減り続ける国内の米需要

 昨年11月、平成29年度産米の都道府県別生産数量目標が発表されました。数量決定には米の国内需要が毎年おおむね8万t減少していることなどを勘案し、今年の目標値は昨年の743万tより8万t少ない735万tに設定されました。
県別に見ますと、富山県の生産数量目標は約18万1695tで昨年より2千t近く減少しました。
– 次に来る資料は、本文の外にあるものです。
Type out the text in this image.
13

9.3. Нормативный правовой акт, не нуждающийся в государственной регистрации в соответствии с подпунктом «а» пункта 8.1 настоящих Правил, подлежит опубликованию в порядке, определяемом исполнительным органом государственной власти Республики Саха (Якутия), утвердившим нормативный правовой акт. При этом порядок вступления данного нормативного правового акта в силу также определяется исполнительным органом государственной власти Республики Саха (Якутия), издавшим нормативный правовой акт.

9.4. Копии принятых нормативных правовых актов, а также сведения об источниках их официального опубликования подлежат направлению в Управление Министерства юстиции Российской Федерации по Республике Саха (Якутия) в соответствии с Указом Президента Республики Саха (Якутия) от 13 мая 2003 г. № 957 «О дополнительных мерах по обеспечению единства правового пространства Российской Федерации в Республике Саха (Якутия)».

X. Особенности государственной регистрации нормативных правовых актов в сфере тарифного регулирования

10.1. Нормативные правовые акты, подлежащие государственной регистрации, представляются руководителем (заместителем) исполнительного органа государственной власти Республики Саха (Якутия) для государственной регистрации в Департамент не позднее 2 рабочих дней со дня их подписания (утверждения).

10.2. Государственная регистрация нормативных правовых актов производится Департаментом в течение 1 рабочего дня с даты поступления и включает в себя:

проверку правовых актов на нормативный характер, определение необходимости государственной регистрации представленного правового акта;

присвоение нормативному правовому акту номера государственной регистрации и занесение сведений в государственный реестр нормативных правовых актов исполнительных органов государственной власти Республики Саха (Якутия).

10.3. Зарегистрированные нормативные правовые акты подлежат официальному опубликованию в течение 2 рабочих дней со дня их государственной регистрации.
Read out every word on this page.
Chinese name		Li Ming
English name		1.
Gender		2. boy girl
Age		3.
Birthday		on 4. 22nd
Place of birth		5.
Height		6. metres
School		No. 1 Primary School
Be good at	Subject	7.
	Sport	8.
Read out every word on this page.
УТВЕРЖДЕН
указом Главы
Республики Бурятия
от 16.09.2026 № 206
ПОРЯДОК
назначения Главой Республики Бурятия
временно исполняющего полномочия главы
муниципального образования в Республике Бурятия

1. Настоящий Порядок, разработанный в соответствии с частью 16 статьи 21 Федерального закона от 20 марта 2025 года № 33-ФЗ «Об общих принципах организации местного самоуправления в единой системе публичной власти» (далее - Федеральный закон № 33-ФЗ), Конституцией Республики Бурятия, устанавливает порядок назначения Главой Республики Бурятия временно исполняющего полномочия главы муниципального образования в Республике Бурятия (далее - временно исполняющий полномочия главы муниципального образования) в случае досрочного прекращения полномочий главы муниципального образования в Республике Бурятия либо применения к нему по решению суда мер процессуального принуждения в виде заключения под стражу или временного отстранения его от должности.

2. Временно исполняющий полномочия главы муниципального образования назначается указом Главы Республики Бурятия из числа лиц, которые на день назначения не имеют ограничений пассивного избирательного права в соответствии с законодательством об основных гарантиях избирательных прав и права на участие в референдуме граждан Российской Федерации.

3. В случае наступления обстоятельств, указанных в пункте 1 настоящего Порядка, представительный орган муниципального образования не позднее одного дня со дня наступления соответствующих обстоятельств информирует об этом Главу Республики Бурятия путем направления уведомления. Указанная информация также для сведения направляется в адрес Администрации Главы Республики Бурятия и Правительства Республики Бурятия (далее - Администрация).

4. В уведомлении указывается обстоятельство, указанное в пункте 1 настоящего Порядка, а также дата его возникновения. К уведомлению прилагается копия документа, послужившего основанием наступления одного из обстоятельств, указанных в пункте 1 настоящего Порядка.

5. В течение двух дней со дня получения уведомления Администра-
みな穂管内では約193t、面積換算で約40haの作付面積を減らす必要があります。
政府備蓄米の県別優先枠も軒並み縮小され、全国で23.8%の減少、富山県は19.1%の減少となりました。
これまでは政府備蓄米を中心に水田フル活用を維持してきましたが、今後は新規需要米を幅広く活用していく必要があります。

輸出用米が今後のカギとなる?

 JAみな穂は輸出用米、米粉用米、飼料用米といった新規需要米と備蓄米を活用して生産数量目標による水稲作付面積の減少分をカバーしてきました。
競争入札による備蓄米一般枠の確保も積極的に行ってきましたが、加工用米の需要減少や備蓄米優先枠が減少するなど作付面積の確保には幅広い新規需要米の活用が必要になってきています。
これらの中で近年の日本食ブームにより伸びを見せているのが輸出用米です。JAみな穂が米穀卸最大手の(株)神明と提携して平成21年から始めたコメの輸出は同年約21tだったものが今年度には400t近くまで増加しました。

 

海外で人気の「富山県産コシヒカリ」


ドイツで販売されている入善産米コシヒカリ

 輸出初年度の平成21年は作付面積4.01ha、出荷量21.36tで出荷先はアメリカ、フランス、台湾の2ヶ国・1地域でした。
今年度は作付面積71.16ha、出荷量396.78tに増加、出荷先も香港、オーストラリア、ヨーロッパ各国の20数ヶ国に拡大しました。
富山産米(実質、みな穂産コシヒカリ)は海外で新潟、秋田産に比べて知名度は低いものの高品質・良食味で非常に高い評価を得ています。特にオーストラリアの販売店では数ある商品の中で突出した人気を集めています。

輸出用米拡大への課題

価格が高い

 日本産米の価格は現地でアメリカ産、ベトナム産、中国産などに比べて2~3倍高い価格となっています。

安定供給が困難

 新規需要米の中で加工用米や飼料用米などが補助金の対象になっているのに対して輸出用米はWTOの取り決めにより補助金の対象外となっています。また、国内販売の許可も下りていないため生産者が作付に踏み切りづらく、規模拡大の障害となっています。JAみな穂では米粉用米、備蓄米などとプール計算して再配分を行い、他の新規需要米との価格差に対策を講じています。

これからの取り組み

潜在的巨大マーケット中国へ

 コメの国内消費量増加が見込めない今、水稲作付面積を確保するには輸出用米の栽培は有効な手段です。
JAみな穂と(株)神明は安定的な国外販売先の確保を目指し、今年から「中国」に向けて輸出を開始します。中国は世界一の米消費国であるとともに近年、経済発展を遂げて高価でも安心・安全でおいしい日本産米を求める富裕層が増加しています。しかし中国への米の輸出基準は厳しく現在、認可が下りている精米所は日本で一か所しかなく潜在的な巨大マーケットとなっています。
輸出する商品の名称は「富山県産こしひかり」として出荷しますが実質はみな穂産「コシヒカリ」で県内初の試みとなります。今月早々に輸出を開始する計画で動いており、中国の春節まで(今年は1月28日)には同国の店頭に商品が並びます。みな穂の輸出用米拡大に向けて期待が膨らみます。